$\textstyle \parbox{1.5in}{CS1320}$ $\textstyle \parbox{3in}{\Large CS1320 Homework~2}$ $\textstyle \parbox{1.5in}{07~Sep 1999}$


Due Tuesday, 14 Sep 1999, at the beginning of class.

Reading

Read Chapter 2 of the textbook.

Problems

When submitting a program, please submit the program's code prepended with comments briefly describing its input and output. Please indent your code to make it readable. See Section 2.5 of the textbook for style hints. If you desire, you can also submit examples demonstrating your program's correctness.

1.
A sequence begins 0, 1, 1, 2, 3, 5, 8, 13. Write a program producing the first thirty entries in this sequence. What are they?

2.
Write a program showing how to add all possible pairs of hexadecimal digits. Print the sums one per line. The first and second lines could be
0 + 0 = 0
0 + 1 = 1.
Be sure to print the answer using hexadecimal numbers.

3.
Write a program to convert a Fahrenheit temperature to Celsius. The Celsius temperature is (5/9)(F - 32), where F is the Fahrenheit temperature. The program should ask the user for the Fahrenheit temperature and should print the temperature in Celsius.

4.
Write a program to determine the largest and smallest possible values that an int variable can attain on the computers we use for class. What are the values? Another type is unsigned int, which means that it only holds nonnegative values. What is the largest value an unsigned int variable can hold?

5.
In Norton Juster's children's story The Phantom Tollbooth, the Mathemagician gives Milo the following problem to solve:

4 + 9 - 2*16 + 1 / 3*6 - 67 + 8*2 - 3 + 26 - 1 / 34 + 3 / 7 + 2 - 5.

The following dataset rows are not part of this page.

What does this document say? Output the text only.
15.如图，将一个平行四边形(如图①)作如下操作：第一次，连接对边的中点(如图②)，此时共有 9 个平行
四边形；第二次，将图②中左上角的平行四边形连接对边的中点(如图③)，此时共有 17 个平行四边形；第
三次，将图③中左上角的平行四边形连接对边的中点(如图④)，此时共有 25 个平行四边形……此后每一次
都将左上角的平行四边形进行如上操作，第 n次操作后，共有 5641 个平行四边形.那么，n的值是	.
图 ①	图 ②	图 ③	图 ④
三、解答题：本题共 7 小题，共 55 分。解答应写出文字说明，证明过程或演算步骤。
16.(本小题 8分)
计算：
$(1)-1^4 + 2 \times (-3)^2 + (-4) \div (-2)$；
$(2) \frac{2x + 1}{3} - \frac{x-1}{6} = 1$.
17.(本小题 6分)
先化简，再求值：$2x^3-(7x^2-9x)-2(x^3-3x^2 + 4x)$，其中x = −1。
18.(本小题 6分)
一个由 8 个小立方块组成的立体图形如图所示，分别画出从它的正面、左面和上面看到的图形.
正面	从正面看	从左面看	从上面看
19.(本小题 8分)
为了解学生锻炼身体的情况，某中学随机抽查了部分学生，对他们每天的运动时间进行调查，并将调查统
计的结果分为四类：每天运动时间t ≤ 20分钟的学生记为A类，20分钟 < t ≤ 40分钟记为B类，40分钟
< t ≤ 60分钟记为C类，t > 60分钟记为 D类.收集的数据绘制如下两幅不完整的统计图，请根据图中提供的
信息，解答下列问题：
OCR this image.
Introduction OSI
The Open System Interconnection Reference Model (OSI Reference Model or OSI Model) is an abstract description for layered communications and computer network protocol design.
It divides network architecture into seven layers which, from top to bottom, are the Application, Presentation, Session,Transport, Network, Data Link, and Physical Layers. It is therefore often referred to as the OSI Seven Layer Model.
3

According to Milo's calculations, which are corroborated by the Mathemagician, this expression ``all works out to zero.'' If you do the calculation, however, the expression comes out to zero only if you start at the beginning and apply all the operators in strict left-to-right order. What would the answer be if the Mathemagician's expression were evaluated using C++'s precedence rules?

In your answer, show the order the operations are performed. An easy way to do this is to copy the entire expression and then replace the performed operation by its value. Copy the resulting expression to the next line and continue. (Using a text editor to copy the expression may be useful.)